Some years later, in another house, I was once again changing the garden. I could not bear to kill the snails, so I used to put them in a bucket to take them to the forest. My son and daughter used to take them out and used them to play snail races. Together we all learned.
- Snails usually travel in irregular paths, often travelling in a circle, even if you put leaves at the finishing line.
- Snails rely mainly on their sense of touch and smell when finding food because they have very poor eyesight. It does not matter if you mark lanes, they do not stay in them.
- Snails are nocturnal animals which mean they are more active at night. They do not like racing in the day.
It was a couple of years later, in yet another house and another garden remodel, that snails were eating my new plants. I would pick them up and take them to the bottom of the garden, but felt that the same ones were back the next day, weird as my garden was over 100 meters long. Upon investigation we discovered.
- I had many speckled garden snails, the fastest of all garden snails, which can move up to 50 meters per hour, compared to 23 inches per hour of most other land snails.
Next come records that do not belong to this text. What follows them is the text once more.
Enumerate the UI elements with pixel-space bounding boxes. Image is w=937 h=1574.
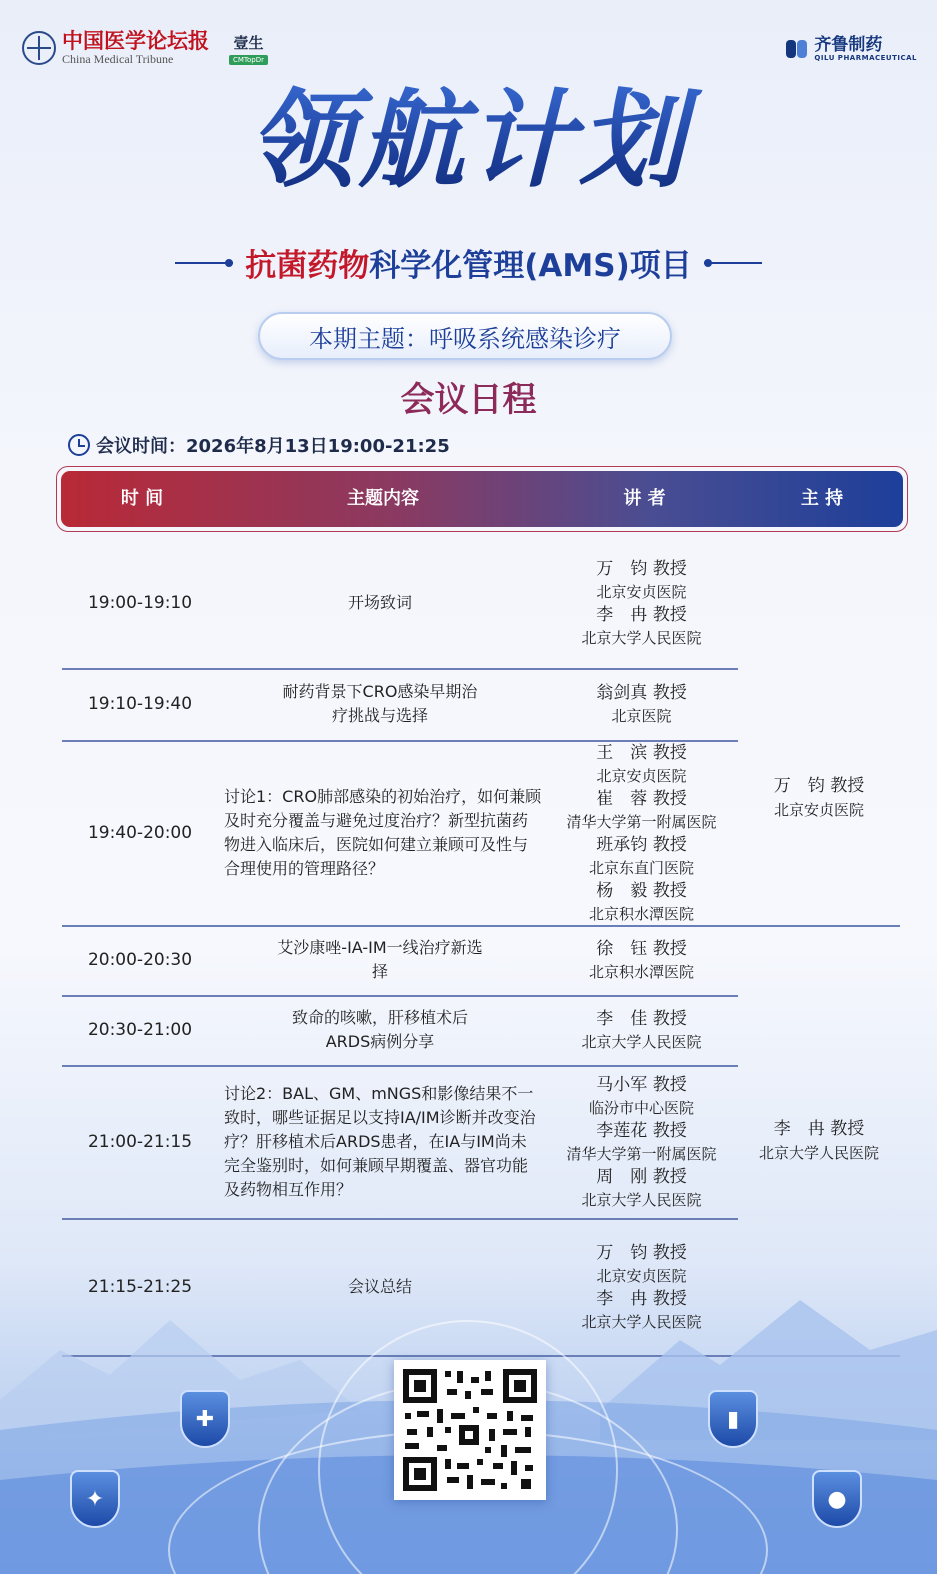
row-time: 19:40-20:00 xyxy=(87,822,193,843)
host-hospital: 北京安贞医院 xyxy=(773,800,864,819)
subtitle xyxy=(0,240,937,285)
row-speakers xyxy=(545,668,738,740)
shield-icon: ✚ xyxy=(180,1390,230,1448)
speaker-name: 李 佳 教授 xyxy=(596,1009,687,1029)
qr-code[interactable] xyxy=(394,1360,546,1500)
meeting-time-text: 会议时间：2026年8月13日19:00-21:25 xyxy=(96,436,450,457)
speaker-hospital: 北京积水潭医院 xyxy=(588,904,694,923)
subtitle-line-right xyxy=(704,262,762,264)
row-speakers xyxy=(545,1065,738,1218)
speaker-hospital: 北京积水潭医院 xyxy=(588,963,694,981)
subtitle-line-left xyxy=(175,262,233,264)
host-cell xyxy=(738,668,900,925)
row-speakers xyxy=(545,925,738,995)
speaker-hospital: 清华大学第一附属医院 xyxy=(566,812,717,831)
speaker-hospital: 北京安贞医院 xyxy=(596,766,687,785)
row-time: 19:00-19:10 xyxy=(87,593,193,613)
host-name: 李 冉 教授 xyxy=(773,1119,865,1139)
speaker-name: 杨 毅 教授 xyxy=(596,880,687,901)
row-topic: 耐药背景下CRO感染早期治疗挑战与选择 xyxy=(282,682,478,725)
speaker-hospital: 北京大学人民医院 xyxy=(581,1312,702,1331)
speaker-hospital: 北京安贞医院 xyxy=(596,583,687,601)
theme-pill: 本期主题：呼吸系统感染诊疗 xyxy=(258,312,672,360)
speaker-name: 徐 钰 教授 xyxy=(596,939,687,959)
shield-icon: ● xyxy=(812,1470,862,1528)
row-topic: 艾沙康唑-IA-IM一线治疗新选择 xyxy=(277,938,483,981)
host-hospital: 北京大学人民医院 xyxy=(758,1144,879,1162)
qilu-logo xyxy=(786,36,917,62)
subtitle-blue: 科学化管理(AMS)项目 xyxy=(369,248,692,284)
speaker-hospital: 北京安贞医院 xyxy=(596,1266,687,1285)
speaker-hospital: 临汾市中心医院 xyxy=(588,1098,694,1117)
row-speakers xyxy=(545,538,738,668)
speaker-hospital: 清华大学第一附属医院 xyxy=(566,1144,717,1163)
speaker-hospital: 北京大学人民医院 xyxy=(581,1190,702,1209)
table-header xyxy=(56,466,908,532)
speaker-name: 李 冉 教授 xyxy=(596,1288,687,1309)
row-time: 21:00-21:15 xyxy=(87,1131,193,1152)
speaker-hospital: 北京东直门医院 xyxy=(588,858,694,877)
main-title: 领航计划 xyxy=(0,70,937,210)
subtitle-red: 抗菌药物 xyxy=(245,248,370,284)
cmt-en-name: China Medical Tribune xyxy=(62,52,174,66)
row-topic: 会议总结 xyxy=(347,1276,412,1296)
th-time: 时 间 xyxy=(120,488,164,509)
agenda-title: 会议日程 xyxy=(400,380,537,420)
clock-icon xyxy=(68,434,90,456)
china-medical-tribune-logo xyxy=(22,30,268,66)
row-time: 21:15-21:25 xyxy=(87,1276,193,1297)
row-topic: 讨论1：CRO肺部感染的初始治疗，如何兼顾及时充分覆盖与避免过度治疗？新型抗菌药物进入临床后，医院如何建立兼顾可及性与合理使用的管理路径？ xyxy=(224,786,542,878)
globe-icon xyxy=(22,31,56,65)
yisheng-cn: 壹生 xyxy=(233,33,264,52)
speaker-name: 班承钧 教授 xyxy=(596,834,687,855)
qilu-en: QILU PHARMACEUTICAL xyxy=(814,54,917,62)
speaker-name: 王 滨 教授 xyxy=(596,742,687,763)
speaker-hospital: 北京医院 xyxy=(611,707,672,725)
row-topic: 致命的咳嗽，肝移植术后ARDS病例分享 xyxy=(291,1008,468,1051)
row-topic: 讨论2：BAL、GM、mNGS和影像结果不一致时，哪些证据足以支持IA/IM诊断并改变治疗？肝移植术后ARDS患者，在IA与IM尚未完全鉴别时，如何兼顾早期覆盖、器官功能及药物相互作用？ xyxy=(224,1083,536,1199)
speaker-name: 崔 蓉 教授 xyxy=(596,788,687,809)
host-name: 万 钧 教授 xyxy=(773,775,865,796)
th-speaker: 讲 者 xyxy=(623,488,666,509)
row-speakers xyxy=(545,740,738,925)
row-time: 20:30-21:00 xyxy=(87,1020,193,1040)
speaker-hospital: 北京大学人民医院 xyxy=(581,1033,702,1051)
speaker-name: 李莲花 教授 xyxy=(596,1120,687,1141)
row-time: 20:00-20:30 xyxy=(87,950,193,970)
th-topic: 主题内容 xyxy=(347,488,419,509)
th-host: 主 持 xyxy=(800,488,844,509)
yisheng-logo xyxy=(229,32,268,65)
row-topic: 开场致词 xyxy=(347,593,412,612)
speaker-hospital: 北京大学人民医院 xyxy=(581,629,702,647)
cmt-cn-name: 中国医学论坛报 xyxy=(62,28,209,53)
speaker-name: 马小军 教授 xyxy=(596,1074,687,1095)
yisheng-tag: CMTopDr xyxy=(229,55,268,65)
meeting-time xyxy=(68,432,450,458)
shield-icon: ▮ xyxy=(708,1390,758,1448)
speaker-name: 万 钧 教授 xyxy=(596,1242,687,1263)
speaker-name: 李 冉 教授 xyxy=(596,605,687,625)
speaker-name: 周 刚 教授 xyxy=(596,1166,687,1187)
row-time: 19:10-19:40 xyxy=(87,694,193,714)
qilu-cn: 齐鲁制药 xyxy=(814,35,883,55)
shield-icon: ✦ xyxy=(70,1470,120,1528)
row-speakers xyxy=(545,995,738,1065)
speaker-name: 万 钧 教授 xyxy=(596,559,687,579)
speaker-name: 翁剑真 教授 xyxy=(596,683,687,703)
qilu-mark-icon xyxy=(786,38,808,60)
The children and I marked them with correction fluid to test the theory and we found out that if you mark a snail you are effectively putting a bulls eye on its shell for the morning birds.
Many years later in another house, in another country, I have recently found out that snails have 147, 175 teeth on their tongues and lay eggs.
Snails are wonderful, interesting creatures and worth a second look from their perspective. They have a place in our gardens, protect your plants organically if you can and think before you stand on one, they have teeth.